سؤال

I have a piece of code like this

class Test
{
public:
    Test() {printf(">>> Test()\n");}
    ~Test() {printf(">>> ~Test()\n");}
}

int myFunc(lua_State *L)
{
    Test t;
    luaL_error(L, "error");
    return 0;
}

I know when lua complied by c complier it use longjmp to raise an error. So, I compiled it use c++ compiler so that it use c++ exception to hand the errors and the destructor should be called even if an error is thrown. But my problem is that the object's destructor is not called.

However, the following code is working (the destructor is called)

int myFunc(lua_State *L)
{
    Test t;
    throw(1) // just for testing
    return 0;
}

Why this happend? I'm sure the LUAI_THROW macro is interpreted as throw key word.

هل كانت مفيدة؟

المحلول 2

The root cause is related to exception handling mode in visual c++ compiler. I use the lua function (such as luaL_error) with extern "C" modifier to prevent compiler from name-mangling. And the default exception handling mode is /EHsc which assume extern "C" function don't throw exception. So, the exception can't be catched. The solution is change /EHsc to /EHs.

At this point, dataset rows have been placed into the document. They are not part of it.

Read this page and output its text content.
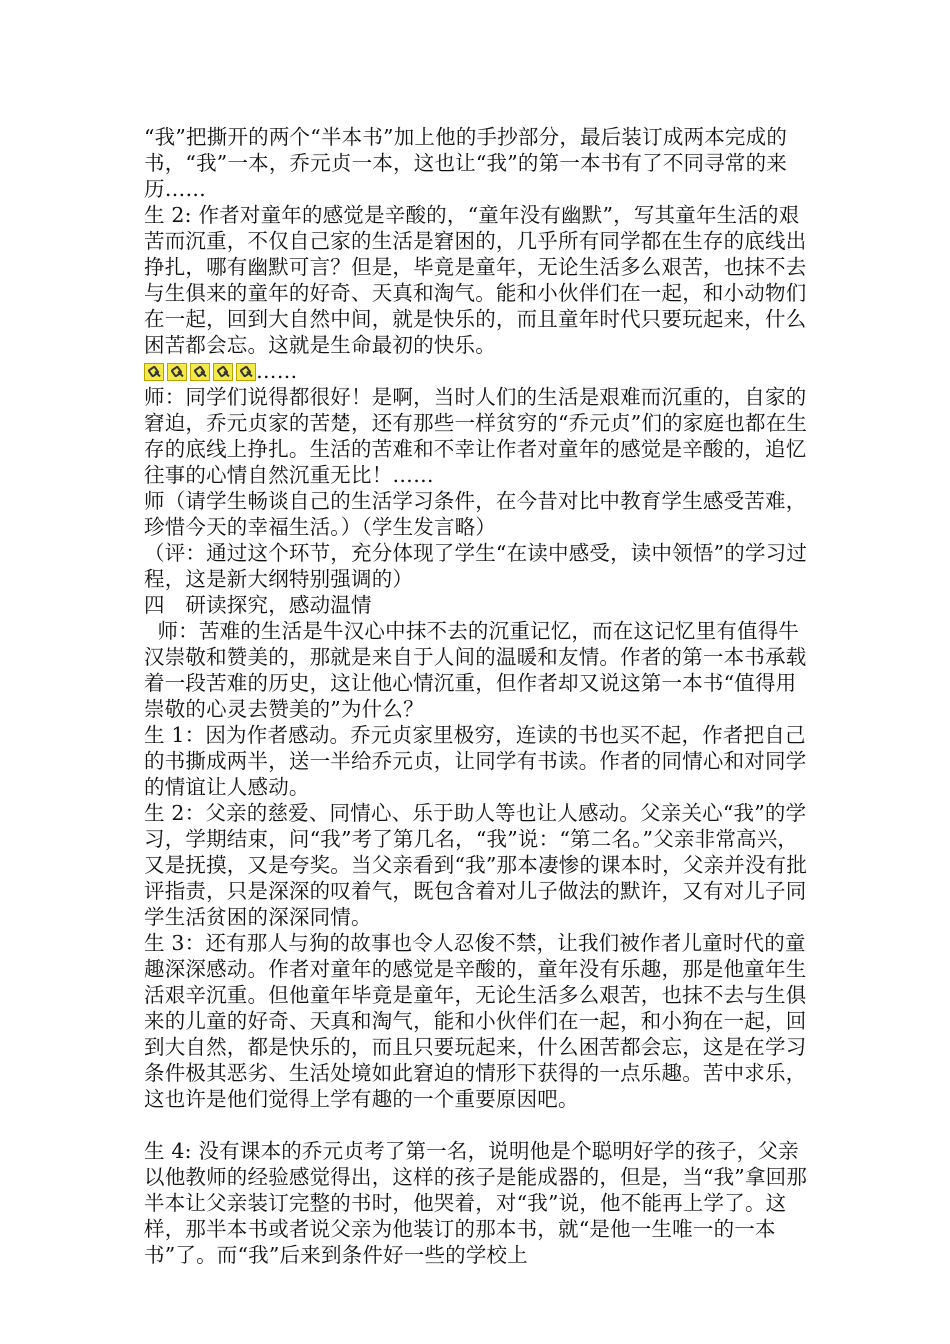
“我”把撕开的两个“半本书”加上他的手抄部分，最后装订成两本完成的书，“我”一本，乔元贞一本，这也让“我”的第一本书有了不同寻常的来历……

生 2: 作者对童年的感觉是辛酸的，“童年没有幽默”，写其童年生活的艰苦而沉重，不仅自己家的生活是窘困的，几乎所有同学都在生存的底线出挣扎，哪有幽默可言？但是，毕竟是童年，无论生活多么艰苦，也抹不去与生俱来的童年的好奇、天真和淘气。能和小伙伴们在一起，和小动物们在一起，回到大自然中间，就是快乐的，而且童年时代只要玩起来，什么困苦都会忘。这就是生命最初的快乐。

……

师：同学们说得都很好！是啊，当时人们的生活是艰难而沉重的，自家的窘迫，乔元贞家的苦楚，还有那些一样贫穷的“乔元贞”们的家庭也都在生存的底线上挣扎。生活的苦难和不幸让作者对童年的感觉是辛酸的，追忆往事的心情自然沉重无比！……

师（请学生畅谈自己的生活学习条件，在今昔对比中教育学生感受苦难，珍惜今天的幸福生活。）（学生发言略）

（评：通过这个环节，充分体现了学生“在读中感受，读中领悟”的学习过程，这是新大纲特别强调的）

四　研读探究，感动温情

师：苦难的生活是牛汉心中抹不去的沉重记忆，而在这记忆里有值得牛汉崇敬和赞美的，那就是来自于人间的温暖和友情。作者的第一本书承载着一段苦难的历史，这让他心情沉重，但作者却又说这第一本书“值得用崇敬的心灵去赞美的”为什么？

生 1：因为作者感动。乔元贞家里极穷，连读的书也买不起，作者把自己的书撕成两半，送一半给乔元贞，让同学有书读。作者的同情心和对同学的情谊让人感动。

生 2：父亲的慈爱、同情心、乐于助人等也让人感动。父亲关心“我”的学习，学期结束，问“我”考了第几名，“我”说：“第二名。”父亲非常高兴，又是抚摸，又是夸奖。当父亲看到“我”那本凄惨的课本时，父亲并没有批评指责，只是深深的叹着气，既包含着对儿子做法的默许，又有对儿子同学生活贫困的深深同情。

生 3：还有那人与狗的故事也令人忍俊不禁，让我们被作者儿童时代的童趣深深感动。作者对童年的感觉是辛酸的，童年没有乐趣，那是他童年生活艰辛沉重。但他童年毕竟是童年，无论生活多么艰苦，也抹不去与生俱来的儿童的好奇、天真和淘气，能和小伙伴们在一起，和小狗在一起，回到大自然，都是快乐的，而且只要玩起来，什么困苦都会忘，这是在学习条件极其恶劣、生活处境如此窘迫的情形下获得的一点乐趣。苦中求乐，这也许是他们觉得上学有趣的一个重要原因吧。

生 4: 没有课本的乔元贞考了第一名，说明他是个聪明好学的孩子，父亲以他教师的经验感觉得出，这样的孩子是能成器的，但是，当“我”拿回那半本让父亲装订完整的书时，他哭着，对“我”说，他不能再上学了。这样，那半本书或者说父亲为他装订的那本书，就“是他一生唯一的一本书”了。而“我”后来到条件好一些的学校上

For more information please refer to http://msdn.microsoft.com/en-us/library/1deeycx5.aspx.

نصائح أخرى

The function luaL_error() will call exit() which cancels the whole execution of your program! The desctructor is not called then because the scope where Test t is in does not end. You should use a different functionality to be able to recover from an error.

How do you call the error from lua? I think you need to do a protected call using lua_cpcall to go arround this exit on error feature!